Cursor-SpaceX deal turns $200K stake into $3B
A 5% Cursor stake bought by Alameda for $200K and sold by the FTX estate for $200K in 2023 is now worth about $3B after SpaceX’s $60B option, reviving SBF’s claim that rapid sales cut recoveries.
Alameda Research bought roughly 5% of Anysphere, the developer of the coding tool Cursor, for about $200,000 in April 2022. The FTX bankruptcy estate sold that same stake in April 2023 for about $200,000. SpaceX has a deal giving it an option to acquire Cursor at a $60 billion valuation or, if it declines, to pay $10 billion for the partnership. At a $60 billion valuation, a 5% stake is worth about $3 billion, roughly 15,000 times the sale price.
Sam Bankman‑Fried, who is serving a prison sentence, has argued that the estate and its advisers sold assets too quickly and that forced liquidations reduced recoverable value. In February 2026 he posted projections suggesting FTX could have reached a net asset value of about $78 billion if asset prices had recovered instead of being sold under pressure.
Estate administrators sold assets under court supervision in 2023 to raise cash for customers and creditors. Administrators and creditors note that customer repayments were calculated using asset prices from late 2022; for example, a one Bitcoin repayment was based on Bitcoin’s roughly $16,800 price in November 2022.
Legal critics disputed SBF’s projections. Attorney John Deaton argued at the time that projected future values do not change the fact that customers lost money and that the court process addressed the facts available during the bankruptcy.

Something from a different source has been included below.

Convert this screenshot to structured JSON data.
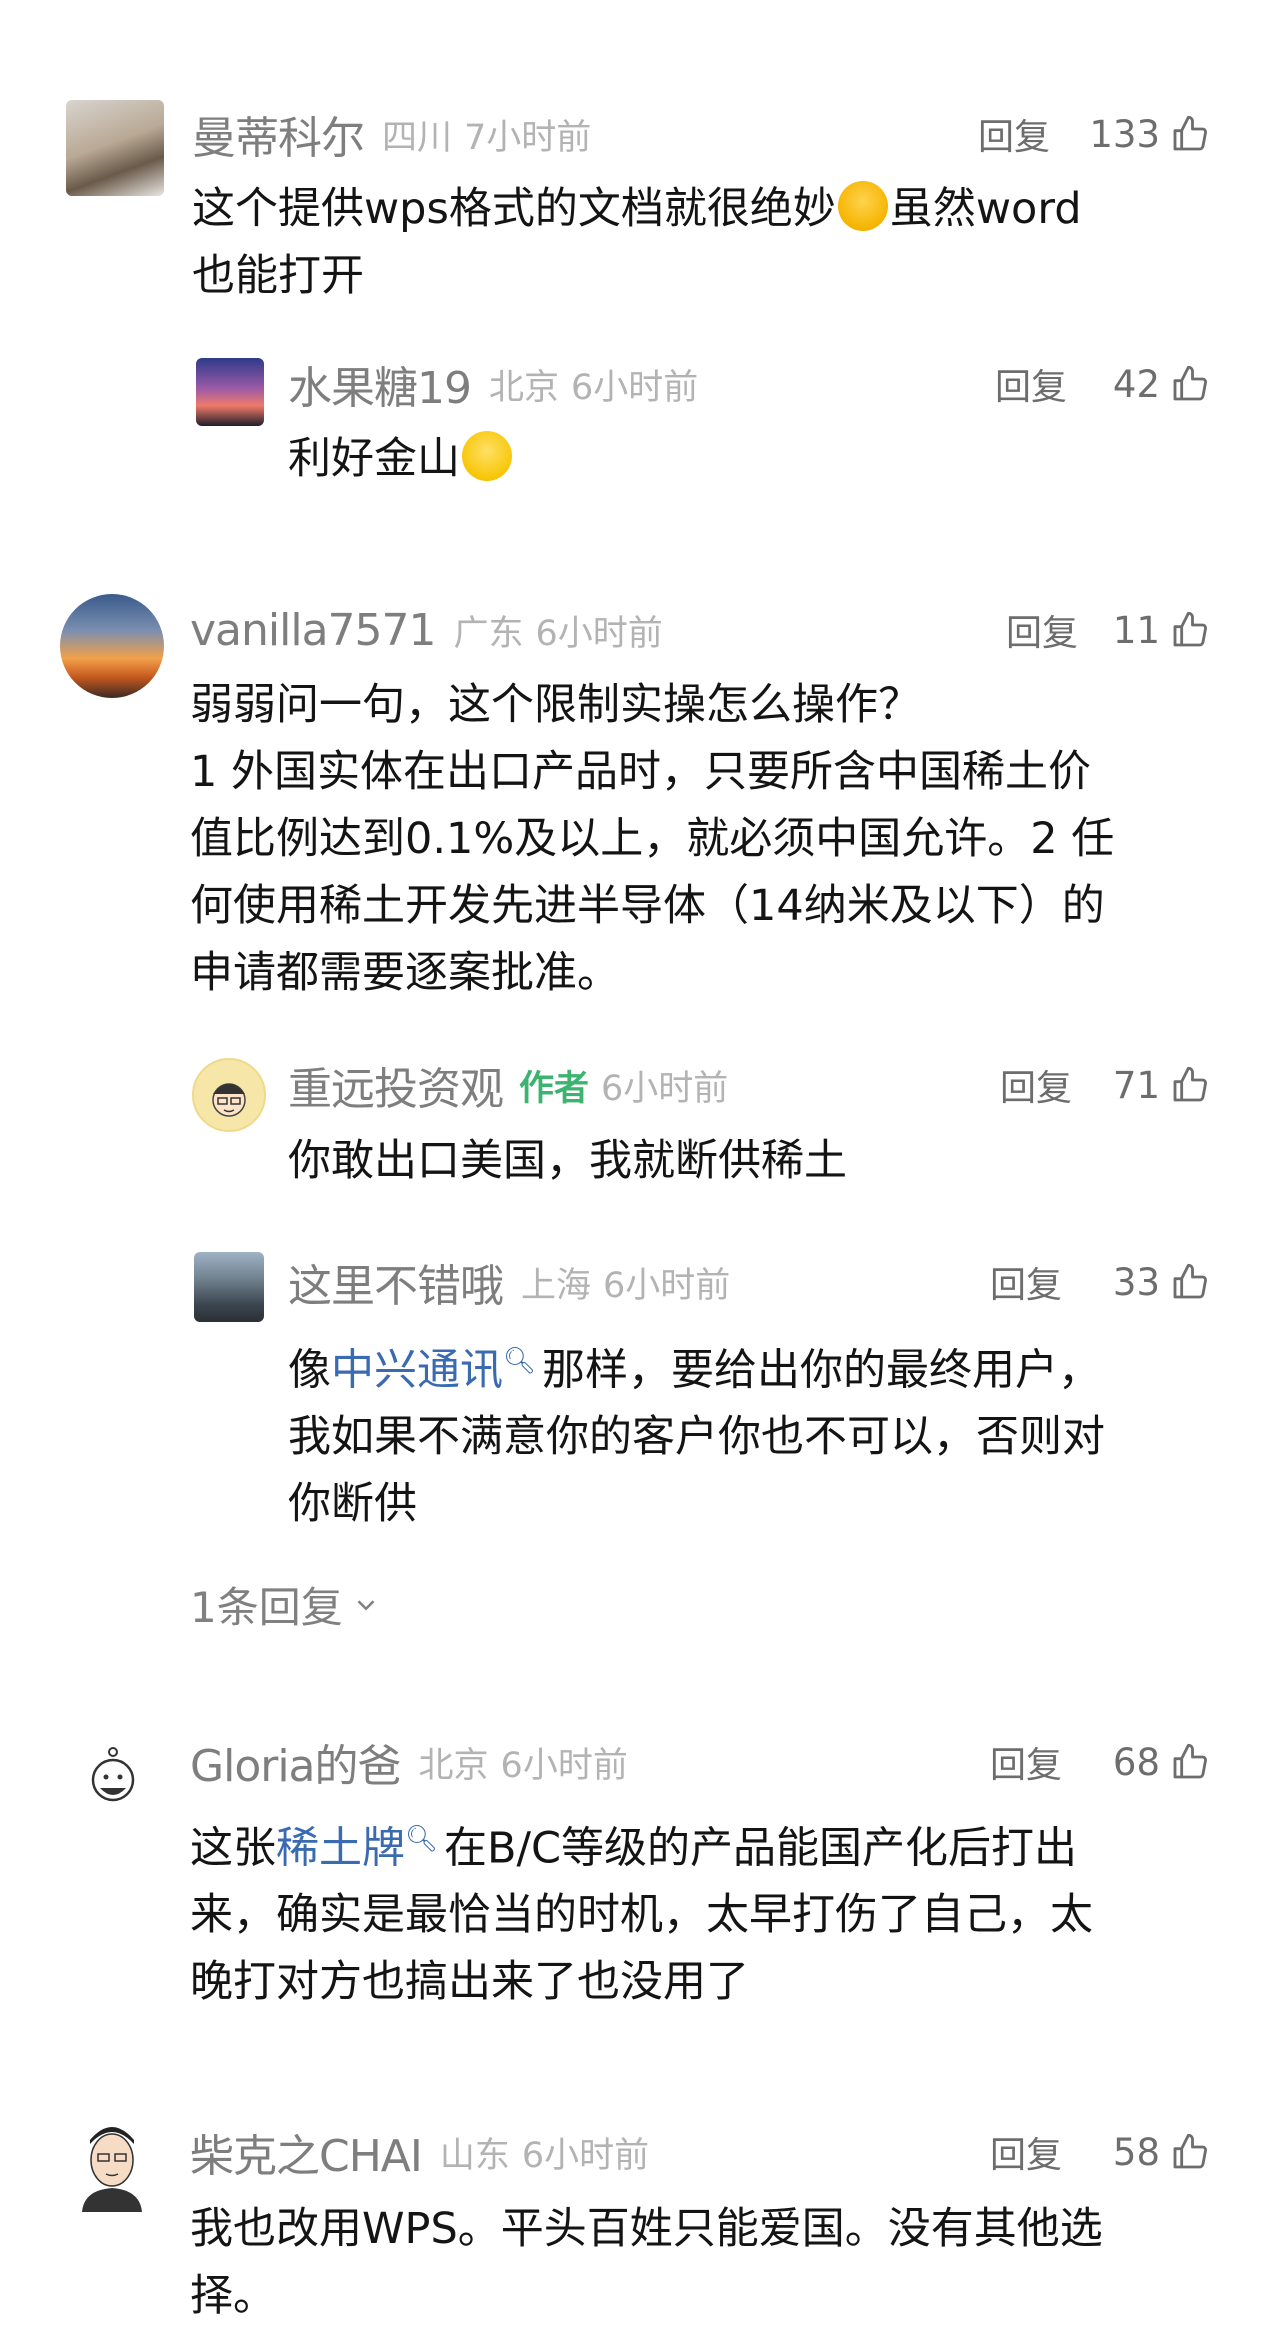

Family members of Bankman‑Fried have lobbied for a presidential pardon and have pointed to examples such as the Cursor stake to illustrate their claim that recoverable value was lost. Prediction markets currently assign a low probability-about 5%—to a presidential pardon for Bankman‑Fried.
The Cursor transaction has been cited by SBF and his supporters as an example of an asset that later appreciated after the estate sold it. The sale and subsequent valuation change are among post‑bankruptcy developments referenced in filings and public statements related to the FTX case.